What you have to gain with steel versus aluminum pushrods is less lag in the valve opening event. As I mentioned above, the Youngs' Moduls for steel is three times that of aluminum. Basically aluminum is three times "springier" than steel. Think of the pushrod as a spring. Ticking over a motor at idle or a few thousand rpm will yield little significant difference in behaviour between steel and aluminum but as the loads increase to the square of the speed, the valve opening event lags behind with aluminum when compared to steel.

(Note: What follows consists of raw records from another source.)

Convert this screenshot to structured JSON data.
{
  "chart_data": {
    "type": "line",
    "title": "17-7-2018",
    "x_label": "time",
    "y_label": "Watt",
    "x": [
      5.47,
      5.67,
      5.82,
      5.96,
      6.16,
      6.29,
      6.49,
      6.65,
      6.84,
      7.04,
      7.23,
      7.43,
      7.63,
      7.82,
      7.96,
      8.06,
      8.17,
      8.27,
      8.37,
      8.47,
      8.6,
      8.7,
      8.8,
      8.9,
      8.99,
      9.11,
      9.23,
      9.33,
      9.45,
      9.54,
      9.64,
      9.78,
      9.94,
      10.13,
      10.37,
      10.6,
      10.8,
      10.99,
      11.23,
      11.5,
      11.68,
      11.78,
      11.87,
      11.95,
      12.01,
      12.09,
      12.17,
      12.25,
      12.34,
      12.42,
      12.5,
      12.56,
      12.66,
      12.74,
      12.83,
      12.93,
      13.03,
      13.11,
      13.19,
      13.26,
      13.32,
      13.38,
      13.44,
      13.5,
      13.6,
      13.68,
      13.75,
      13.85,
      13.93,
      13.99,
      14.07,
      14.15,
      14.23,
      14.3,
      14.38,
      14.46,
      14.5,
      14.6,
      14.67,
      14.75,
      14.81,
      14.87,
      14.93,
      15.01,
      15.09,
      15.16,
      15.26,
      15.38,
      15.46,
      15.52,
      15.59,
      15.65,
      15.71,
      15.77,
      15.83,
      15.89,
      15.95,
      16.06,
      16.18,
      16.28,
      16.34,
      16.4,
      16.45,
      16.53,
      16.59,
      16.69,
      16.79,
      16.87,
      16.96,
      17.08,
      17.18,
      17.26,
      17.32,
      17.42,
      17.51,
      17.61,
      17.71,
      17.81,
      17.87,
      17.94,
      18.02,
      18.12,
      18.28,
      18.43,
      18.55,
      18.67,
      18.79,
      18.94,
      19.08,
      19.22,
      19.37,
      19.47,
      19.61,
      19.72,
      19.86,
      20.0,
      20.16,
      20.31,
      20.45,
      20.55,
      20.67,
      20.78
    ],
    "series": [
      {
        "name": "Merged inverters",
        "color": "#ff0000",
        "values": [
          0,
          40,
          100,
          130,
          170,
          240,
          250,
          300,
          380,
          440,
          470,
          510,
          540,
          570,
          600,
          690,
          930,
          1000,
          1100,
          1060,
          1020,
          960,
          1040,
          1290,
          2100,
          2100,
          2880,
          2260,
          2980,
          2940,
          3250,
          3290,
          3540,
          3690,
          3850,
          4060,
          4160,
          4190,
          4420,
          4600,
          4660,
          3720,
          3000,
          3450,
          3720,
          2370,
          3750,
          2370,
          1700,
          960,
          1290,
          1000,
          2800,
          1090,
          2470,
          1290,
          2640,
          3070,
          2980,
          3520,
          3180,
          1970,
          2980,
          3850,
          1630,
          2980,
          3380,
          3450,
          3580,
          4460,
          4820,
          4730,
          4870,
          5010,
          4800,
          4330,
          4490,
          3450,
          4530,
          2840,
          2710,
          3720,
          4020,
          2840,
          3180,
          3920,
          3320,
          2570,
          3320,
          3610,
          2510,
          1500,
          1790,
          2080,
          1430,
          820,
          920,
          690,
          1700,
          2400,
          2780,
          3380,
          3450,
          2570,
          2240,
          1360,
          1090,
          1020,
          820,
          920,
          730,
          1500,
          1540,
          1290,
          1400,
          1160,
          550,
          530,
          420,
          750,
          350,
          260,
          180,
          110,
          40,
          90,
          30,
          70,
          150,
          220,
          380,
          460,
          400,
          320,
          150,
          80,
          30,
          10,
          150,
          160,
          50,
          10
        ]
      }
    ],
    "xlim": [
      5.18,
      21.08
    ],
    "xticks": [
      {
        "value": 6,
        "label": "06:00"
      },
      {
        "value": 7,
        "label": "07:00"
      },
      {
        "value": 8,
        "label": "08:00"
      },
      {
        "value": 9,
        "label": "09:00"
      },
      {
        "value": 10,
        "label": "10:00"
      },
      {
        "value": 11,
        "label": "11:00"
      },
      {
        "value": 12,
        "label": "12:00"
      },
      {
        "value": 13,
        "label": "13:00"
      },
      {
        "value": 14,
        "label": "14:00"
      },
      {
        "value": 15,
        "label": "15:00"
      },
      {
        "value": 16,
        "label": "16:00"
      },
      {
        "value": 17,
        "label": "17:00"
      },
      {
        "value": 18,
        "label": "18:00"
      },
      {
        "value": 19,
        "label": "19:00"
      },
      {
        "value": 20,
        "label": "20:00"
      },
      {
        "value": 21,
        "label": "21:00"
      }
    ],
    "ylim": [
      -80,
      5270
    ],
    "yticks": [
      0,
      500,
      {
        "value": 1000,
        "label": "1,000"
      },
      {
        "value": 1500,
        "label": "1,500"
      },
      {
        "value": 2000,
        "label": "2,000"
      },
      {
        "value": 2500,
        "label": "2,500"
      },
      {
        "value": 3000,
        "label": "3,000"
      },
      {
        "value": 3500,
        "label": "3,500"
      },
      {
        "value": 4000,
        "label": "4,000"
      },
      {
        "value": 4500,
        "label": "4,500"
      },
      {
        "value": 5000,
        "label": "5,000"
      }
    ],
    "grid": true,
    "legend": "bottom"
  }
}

I have run the steel pushrods and Steve Maney aluminum barrels and based on the engine sound, I highly doubt I had 0.020" lash when hot but I have not checked to confirm. As I mentioned above, the thermal strain of the barrel is probably a little more complex than that of the pushrods which are bathed in oil.

This is not saying everyone should be running out to their shed to change out their aluminum pushrods to steel.

Great thread.

The majority of the factors mentioned here in earlier posts on this topic are relevant considerations (modulus of pushrods and their attendant elastic/springy nature, lost lift due to excessive growth in lash, etc). However, in my mind, perhaps one of, if not the most important considerations would be the following. At full operating temperature the running lash must be maintained such that valve opening/closing occurs on the opening/closing ramp of the cam. Comnoz has clearly shown previously, especially at high engine speed, how finicky valve trains can be to seemingly subtle changes in ramp design. Thus the criticality of ramp design is well established and having lash grow to a point where opening and closing events are not occurring on the constant velocity ramp is a major issue.

Although a significant range of opening/closing ramp length and lift have been employed by designers, it is quite common to employ constant velocity designs exhibiting lifts of 0.012" occurring over 50 crankshaft degrees, with preferred hot lash settings of 0.008-0.010". A stock CDO cam provides a good example of this style ramp. The graph below shows the subject ramp, with a red line provided as a reference to allow the reader to readily discern the linear or so-called constant velocity region of the design where the lift curve remains parallel to the red reference line before transitioning to the flank of the cam. A notation was also included showing the stock intake lash. It is clear from this graph that if lash grows to greater than 0.012-0.014" the ramp will be completely eliminated from the design, no benefit whatsoever will be derived, and valve opening/closing events will be significantly harsher as compared to operating with the ramp.

As Dances mentioned, the valve train components/materials as well as all the engine components/materials must be considered when determining an appropriate cold lash setting. The graphic below suggests that valve lash on a stock CDO must maintain relatively close to the cold lash setting (within 0.005-0.006") or valve train contact would occur off the ramp.